Urchin invaders exposed!

 In Centrostephanus Exhibition, News

Longspined Sea Urchins (Centrostephanus rodgersii) were once rare outside NSW, but warming waters and a strengthening East Australian Current have seen them extend their range south, causing devastation to sections of Tasmania’s east coast reefs.  

A new exhibition at the Institute for Marine and Antarctic Studies in Salamanca tells the story of these urchin invaders – the problem, the science and the solution. Here you can discover the research that will prevent urchin barrens forming and allow our reefs to thrive again.

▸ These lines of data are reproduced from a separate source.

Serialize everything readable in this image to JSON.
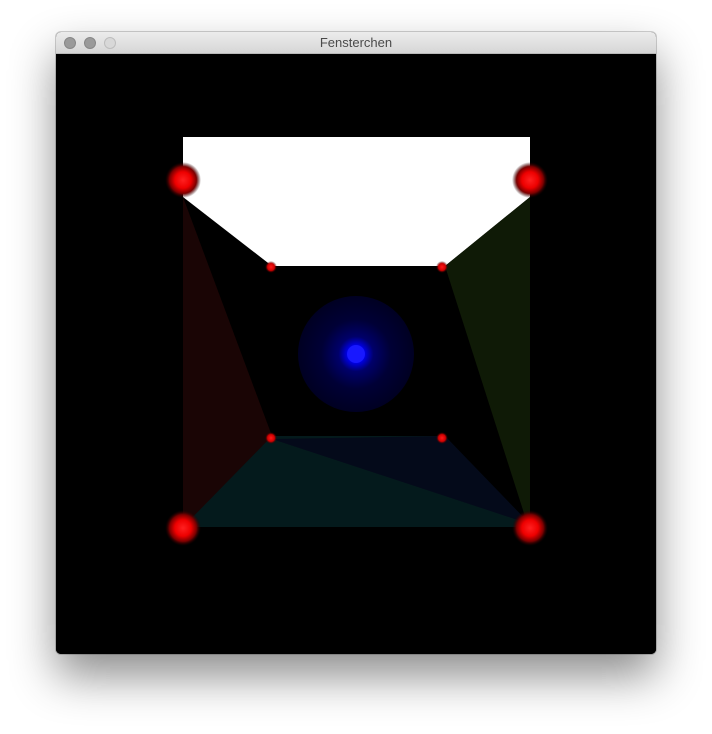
{
  "window": {
    "title": "Fensterchen",
    "controls": {
      "close": "close",
      "minimize": "minimize",
      "zoom": "zoom"
    }
  },
  "scene": {
    "background": "#000000",
    "ceiling_color": "#ffffff",
    "left_wall_color": "#1a0505",
    "right_wall_color": "#0f1a06",
    "floor_color": "#041a1c",
    "floor_far_color": "#040a1a",
    "light_color": "#0000ff",
    "corner_sphere_color": "#ff0000"
  }
}
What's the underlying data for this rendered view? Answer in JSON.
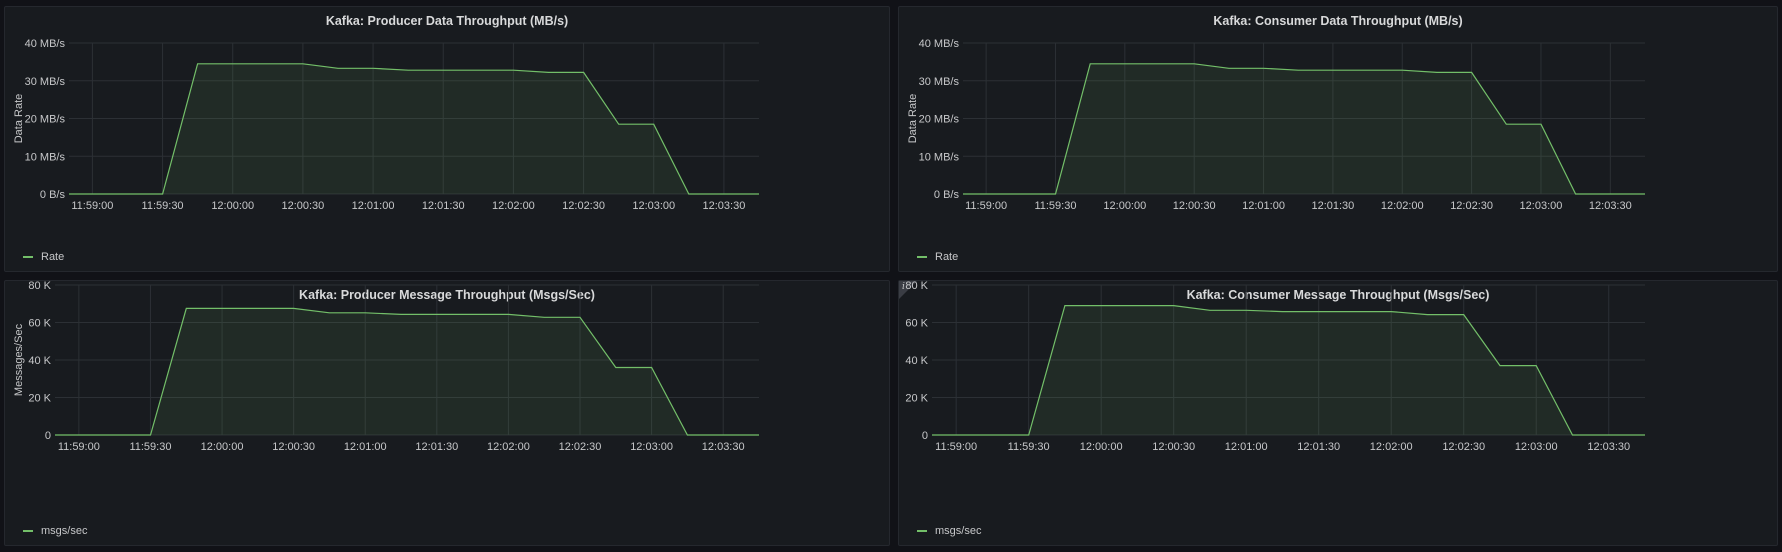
{
  "colors": {
    "series": "#73bf69",
    "grid": "#2c3035",
    "fill": "rgba(115,191,105,0.10)"
  },
  "panels": [
    {
      "title": "Kafka: Producer Data Throughput (MB/s)",
      "legend": "Rate",
      "info": false
    },
    {
      "title": "Kafka: Consumer Data Throughput (MB/s)",
      "legend": "Rate",
      "info": false
    },
    {
      "title": "Kafka: Producer Message Throughput (Msgs/Sec)",
      "legend": "msgs/sec",
      "info": false
    },
    {
      "title": "Kafka: Consumer Message Throughput (Msgs/Sec)",
      "legend": "msgs/sec",
      "info": true,
      "info_icon": "info-icon"
    }
  ],
  "chart_data": [
    {
      "type": "area",
      "title": "Kafka: Producer Data Throughput (MB/s)",
      "ylabel": "Data Rate",
      "xlabel": "",
      "x_ticks": [
        "11:59:00",
        "11:59:30",
        "12:00:00",
        "12:00:30",
        "12:01:00",
        "12:01:30",
        "12:02:00",
        "12:02:30",
        "12:03:00",
        "12:03:30"
      ],
      "y_ticks": [
        "0 B/s",
        "10 MB/s",
        "20 MB/s",
        "30 MB/s",
        "40 MB/s"
      ],
      "ylim": [
        0,
        40
      ],
      "xlim": [
        "11:58:50",
        "12:03:45"
      ],
      "grid": true,
      "legend_position": "bottom-left",
      "series": [
        {
          "name": "Rate",
          "x": [
            "11:58:50",
            "11:59:30",
            "11:59:45",
            "12:00:00",
            "12:00:15",
            "12:00:30",
            "12:00:45",
            "12:01:00",
            "12:01:15",
            "12:01:30",
            "12:01:45",
            "12:02:00",
            "12:02:15",
            "12:02:30",
            "12:02:45",
            "12:03:00",
            "12:03:15",
            "12:03:30",
            "12:03:45"
          ],
          "y": [
            0,
            0,
            34.5,
            34.5,
            34.5,
            34.5,
            33.3,
            33.3,
            32.8,
            32.8,
            32.8,
            32.8,
            32.2,
            32.2,
            18.5,
            18.5,
            0,
            0,
            0
          ]
        }
      ]
    },
    {
      "type": "area",
      "title": "Kafka: Consumer Data Throughput (MB/s)",
      "ylabel": "Data Rate",
      "xlabel": "",
      "x_ticks": [
        "11:59:00",
        "11:59:30",
        "12:00:00",
        "12:00:30",
        "12:01:00",
        "12:01:30",
        "12:02:00",
        "12:02:30",
        "12:03:00",
        "12:03:30"
      ],
      "y_ticks": [
        "0 B/s",
        "10 MB/s",
        "20 MB/s",
        "30 MB/s",
        "40 MB/s"
      ],
      "ylim": [
        0,
        40
      ],
      "xlim": [
        "11:58:50",
        "12:03:45"
      ],
      "grid": true,
      "legend_position": "bottom-left",
      "series": [
        {
          "name": "Rate",
          "x": [
            "11:58:50",
            "11:59:30",
            "11:59:45",
            "12:00:00",
            "12:00:15",
            "12:00:30",
            "12:00:45",
            "12:01:00",
            "12:01:15",
            "12:01:30",
            "12:01:45",
            "12:02:00",
            "12:02:15",
            "12:02:30",
            "12:02:45",
            "12:03:00",
            "12:03:15",
            "12:03:30",
            "12:03:45"
          ],
          "y": [
            0,
            0,
            34.5,
            34.5,
            34.5,
            34.5,
            33.3,
            33.3,
            32.8,
            32.8,
            32.8,
            32.8,
            32.2,
            32.2,
            18.5,
            18.5,
            0,
            0,
            0
          ]
        }
      ]
    },
    {
      "type": "area",
      "title": "Kafka: Producer Message Throughput (Msgs/Sec)",
      "ylabel": "Messages/Sec",
      "xlabel": "",
      "x_ticks": [
        "11:59:00",
        "11:59:30",
        "12:00:00",
        "12:00:30",
        "12:01:00",
        "12:01:30",
        "12:02:00",
        "12:02:30",
        "12:03:00",
        "12:03:30"
      ],
      "y_ticks": [
        "0",
        "20 K",
        "40 K",
        "60 K",
        "80 K"
      ],
      "ylim": [
        0,
        80000
      ],
      "xlim": [
        "11:58:50",
        "12:03:45"
      ],
      "grid": true,
      "legend_position": "bottom-left",
      "series": [
        {
          "name": "msgs/sec",
          "x": [
            "11:58:50",
            "11:59:30",
            "11:59:45",
            "12:00:00",
            "12:00:15",
            "12:00:30",
            "12:00:45",
            "12:01:00",
            "12:01:15",
            "12:01:30",
            "12:01:45",
            "12:02:00",
            "12:02:15",
            "12:02:30",
            "12:02:45",
            "12:03:00",
            "12:03:15",
            "12:03:30",
            "12:03:45"
          ],
          "y": [
            0,
            0,
            67500,
            67500,
            67500,
            67500,
            65200,
            65200,
            64300,
            64300,
            64300,
            64300,
            62800,
            62800,
            36000,
            36000,
            0,
            0,
            0
          ]
        }
      ]
    },
    {
      "type": "area",
      "title": "Kafka: Consumer Message Throughput (Msgs/Sec)",
      "ylabel": "",
      "xlabel": "",
      "x_ticks": [
        "11:59:00",
        "11:59:30",
        "12:00:00",
        "12:00:30",
        "12:01:00",
        "12:01:30",
        "12:02:00",
        "12:02:30",
        "12:03:00",
        "12:03:30"
      ],
      "y_ticks": [
        "0",
        "20 K",
        "40 K",
        "60 K",
        "80 K"
      ],
      "ylim": [
        0,
        80000
      ],
      "xlim": [
        "11:58:50",
        "12:03:45"
      ],
      "grid": true,
      "legend_position": "bottom-left",
      "series": [
        {
          "name": "msgs/sec",
          "x": [
            "11:58:50",
            "11:59:30",
            "11:59:45",
            "12:00:00",
            "12:00:15",
            "12:00:30",
            "12:00:45",
            "12:01:00",
            "12:01:15",
            "12:01:30",
            "12:01:45",
            "12:02:00",
            "12:02:15",
            "12:02:30",
            "12:02:45",
            "12:03:00",
            "12:03:15",
            "12:03:30",
            "12:03:45"
          ],
          "y": [
            0,
            0,
            69000,
            69000,
            69000,
            69000,
            66500,
            66500,
            65800,
            65800,
            65800,
            65800,
            64200,
            64200,
            37000,
            37000,
            0,
            0,
            0
          ]
        }
      ]
    }
  ]
}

Creating public awareness of the impact of urchins on the abalone industry is important to increase the public’s knowledge about our marine habitat and the impacts of warming waters and to help secure further funding and aid in the implementation of control measures.

Centro Exhibition IMAS circles

Educational display at the Centro Exhibition, located at the Institute for Marine and Antarctic Studies (IMAS)

“Our main audience are people that probably have no idea what a long-spined sea urchin (centrostephanus rodgersii) is, or the impact it is having on our marine environment. We hope this will raise awareness that there is a problem under the sea.” said Dr John Keane, the project lead for this exhibition. John is a Research Fellow at the Institute for Marine and Antarctic Studies, University of Tasmania, and leading on three other important projects for the AIRF, to understand and tackle the long-spined sea urchin problem.

With the COVID-19 lockdown, the exhibition is currently a ‘window-shopping’ experience but will be officially launched when restrictions are lifted. When launched, visitors can immerse themselves in the urchin story and understand what’s being done to control this invasive species, see live urchins and take a virtual dive over urchin barrens, and more.

Urchins beware… we’re coming for you!